Mencari Jawaban di Balik Angka : Seorang Disleksia-ADHD dengan Diskalkulia
Bolehkah saya berbagi rahasia dengan Anda? Dekatkan telinga, karena ini sesuatu yang tak mudah saya akui: sepanjang hidup saya, angka adalah musuh terbesar saya. Bukan hanya rumus-rumus rumit di sekolah menengah yang membuat pusing, tapi jauh sebelum itu angka selalu menjadi teka-teki yang tak terpecahkan.
Saya selalu menjadi "anak bermasalah" di mata guru. Tidak, bukan karena saya nakal atau suka mengganggu teman sekelas, meski saya kerap disebut begitu karena hiperaktif. Masalahnya terletak pada angka-angka di halaman buku pelajaran yang terlihat seperti bahasa asing. Tidak ada petunjuk, tidak ada jalan untuk memahami, apalagi menguasainya.
Diskalkulia adalah gangguan spesifik dalam kemampuan memahami dan mengolah angka atau konsep matematika. Menurut Butterworth et al. (2011), diskalkulia terjadi pada sekitar 3-6% populasi dan sering kali kurang terdiagnosis. Gangguan ini melibatkan kesulitan memahami hubungan antara angka, melakukan perhitungan sederhana, atau mengenali pola-pola numerik. Diskalkulia, seperti disleksia, bukanlah cerminan kecerdasan rendah, melainkan cara otak yang berbeda dalam memproses informasi numerik.

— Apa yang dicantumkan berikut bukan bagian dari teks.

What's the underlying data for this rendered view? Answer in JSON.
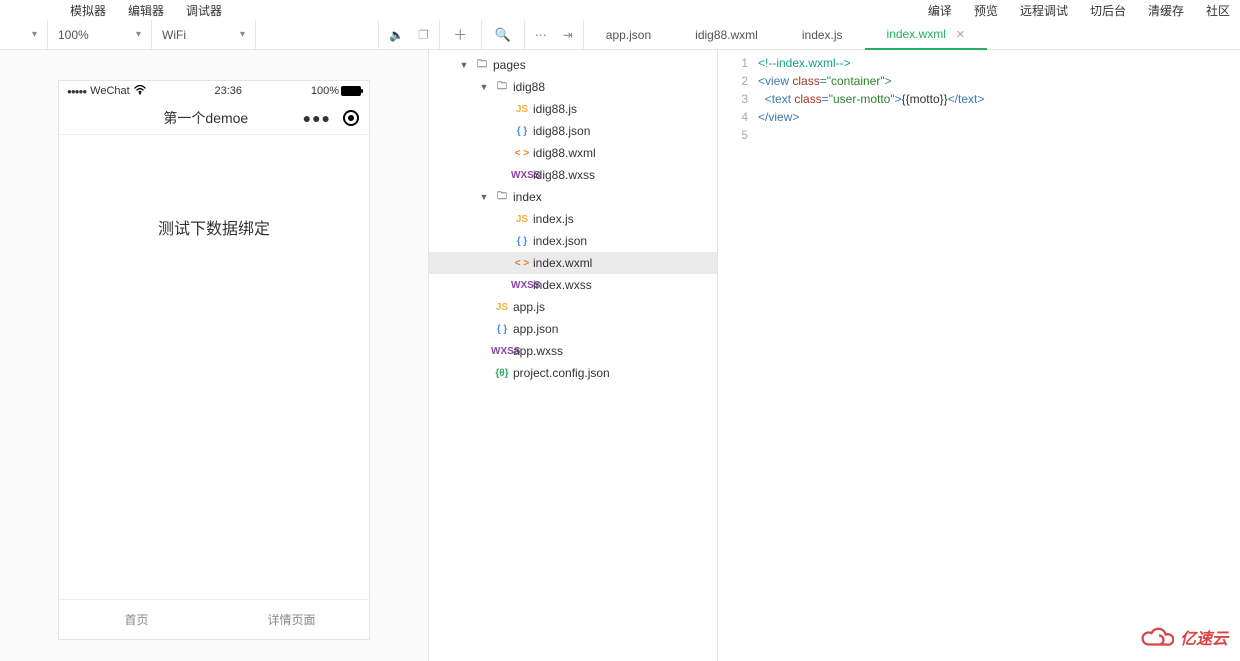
{
  "top_menu": {
    "left": [
      "模拟器",
      "编辑器",
      "调试器"
    ],
    "right": [
      "编译",
      "预览",
      "远程调试",
      "切后台",
      "清缓存",
      "社区"
    ]
  },
  "toolbar": {
    "zoom": "100%",
    "network": "WiFi"
  },
  "simulator": {
    "carrier": "WeChat",
    "time": "23:36",
    "battery": "100%",
    "page_title": "第一个demoe",
    "body_text": "测试下数据绑定",
    "tabs": [
      "首页",
      "详情页面"
    ]
  },
  "tree": [
    {
      "depth": 1,
      "chev": "▼",
      "icon": "folder",
      "label": "pages"
    },
    {
      "depth": 2,
      "chev": "▼",
      "icon": "folder",
      "label": "idig88"
    },
    {
      "depth": 3,
      "chev": "",
      "icon": "js",
      "label": "idig88.js"
    },
    {
      "depth": 3,
      "chev": "",
      "icon": "json",
      "label": "idig88.json"
    },
    {
      "depth": 3,
      "chev": "",
      "icon": "wxml",
      "label": "idig88.wxml"
    },
    {
      "depth": 3,
      "chev": "",
      "icon": "wxss",
      "label": "idig88.wxss"
    },
    {
      "depth": 2,
      "chev": "▼",
      "icon": "folder",
      "label": "index"
    },
    {
      "depth": 3,
      "chev": "",
      "icon": "js",
      "label": "index.js"
    },
    {
      "depth": 3,
      "chev": "",
      "icon": "json",
      "label": "index.json"
    },
    {
      "depth": 3,
      "chev": "",
      "icon": "wxml",
      "label": "index.wxml",
      "active": true
    },
    {
      "depth": 3,
      "chev": "",
      "icon": "wxss",
      "label": "index.wxss"
    },
    {
      "depth": 2,
      "chev": "",
      "icon": "js",
      "label": "app.js"
    },
    {
      "depth": 2,
      "chev": "",
      "icon": "json",
      "label": "app.json"
    },
    {
      "depth": 2,
      "chev": "",
      "icon": "wxss",
      "label": "app.wxss"
    },
    {
      "depth": 2,
      "chev": "",
      "icon": "config",
      "label": "project.config.json"
    }
  ],
  "editor_tabs": [
    {
      "label": "app.json",
      "active": false,
      "closable": false
    },
    {
      "label": "idig88.wxml",
      "active": false,
      "closable": false
    },
    {
      "label": "index.js",
      "active": false,
      "closable": false
    },
    {
      "label": "index.wxml",
      "active": true,
      "closable": true
    }
  ],
  "code": {
    "lines": [
      "1",
      "2",
      "3",
      "4",
      "5"
    ],
    "line1_comment": "<!--index.wxml-->",
    "line2": {
      "open": "<",
      "tag": "view ",
      "attr": "class",
      "eq": "=",
      "val": "\"container\"",
      "close": ">"
    },
    "line3": {
      "indent": "  ",
      "open": "<",
      "tag": "text ",
      "attr": "class",
      "eq": "=",
      "val": "\"user-motto\"",
      "close": ">",
      "body": "{{motto}}",
      "copen": "</",
      "ctag": "text",
      "cclose": ">"
    },
    "line4": {
      "copen": "</",
      "ctag": "view",
      "cclose": ">"
    }
  },
  "watermark": "亿速云"
}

Bagi saya, teori ini seolah memberi penjelasan atas segala kebingungan yang saya alami. Misalnya, Stanislas Dehaene dalam bukunya The Number Sense menjelaskan bahwa otak manusia memiliki wilayah spesifik untuk memproses angka, yaitu di korteks parietal. Jika area ini terganggu, seseorang mungkin mengalami kesulitan besar dalam memahami angka, meskipun keterampilan lainnya tetap utuh. Hal ini memberikan validasi bahwa perjuangan saya bukan karena malas atau tidak berusaha, melainkan karena otak saya bekerja dengan cara yang unik.
Upaya untuk memahami angka ini bukan main-main. Saya mendapatkan pelajaran tambahan, waktu ekstra saat ujian, hingga ditarik keluar dari kelas untuk bimbingan khusus. Namun, meski semua usaha dilakukan, angka tetap terasa seperti puzzle tanpa petunjuk. Setiap kali saya melihat deretan angka itu, rasa frustrasi menyerang, dan saya merasa kecil.
Ketika akhirnya saya didiagnosis dengan disleksia dan ADHD, dunia saya mulai masuk akal. Tapi perjalanan saya belum selesai. Di kemudian hari, diagnosis lain muncul: diskalkulia. Diagnosis ini adalah jawaban atas pertanyaan yang sudah lama saya simpan. Mengapa menghitung kembalian di toko membuat saya cemas? Mengapa saya tidak bisa membaca jam analog hingga usia dewasa? Mengapa angka dalam laporan sekolah selalu menjadi momok yang tak terhindarkan?
Label-label ini, baik itu disleksia, ADHD, atau diskalkulia, bukan untuk mengurangi siapa saya. Sebaliknya, itu adalah jendela untuk memahami bagaimana otak saya bekerja bagaimana saya melihat dunia melalui pola yang berbeda. Saya tidak hanya menantang angka, tetapi juga stigma dan harapan orang-orang di sekitar saya.
Carol Dweck, seorang psikolog terkenal, memperkenalkan konsep growth mindset, yaitu keyakinan bahwa kemampuan dapat dikembangkan melalui usaha dan pembelajaran. Pemahaman ini menguatkan saya untuk tidak menyerah pada keterbatasan, melainkan terus mencari cara-cara kreatif untuk mengatasi tantangan. Meski sulit, saya belajar menggunakan alat bantu seperti kalkulator, aplikasi pengelolaan waktu, dan strategi visual untuk menggantikan kelemahan saya dalam angka.
Bagi banyak orang, angka adalah alat ukur keberhasilan. Tapi bagi saya, perjuangan dengan angka adalah pelajaran tentang ketekunan, kesabaran, dan menerima diri sendiri apa adanya. Saya belajar bahwa memiliki cara berpikir yang berbeda bukanlah kelemahan. Itu adalah kekuatan tersembunyi yang memberi warna unik pada perjalanan hidup saya.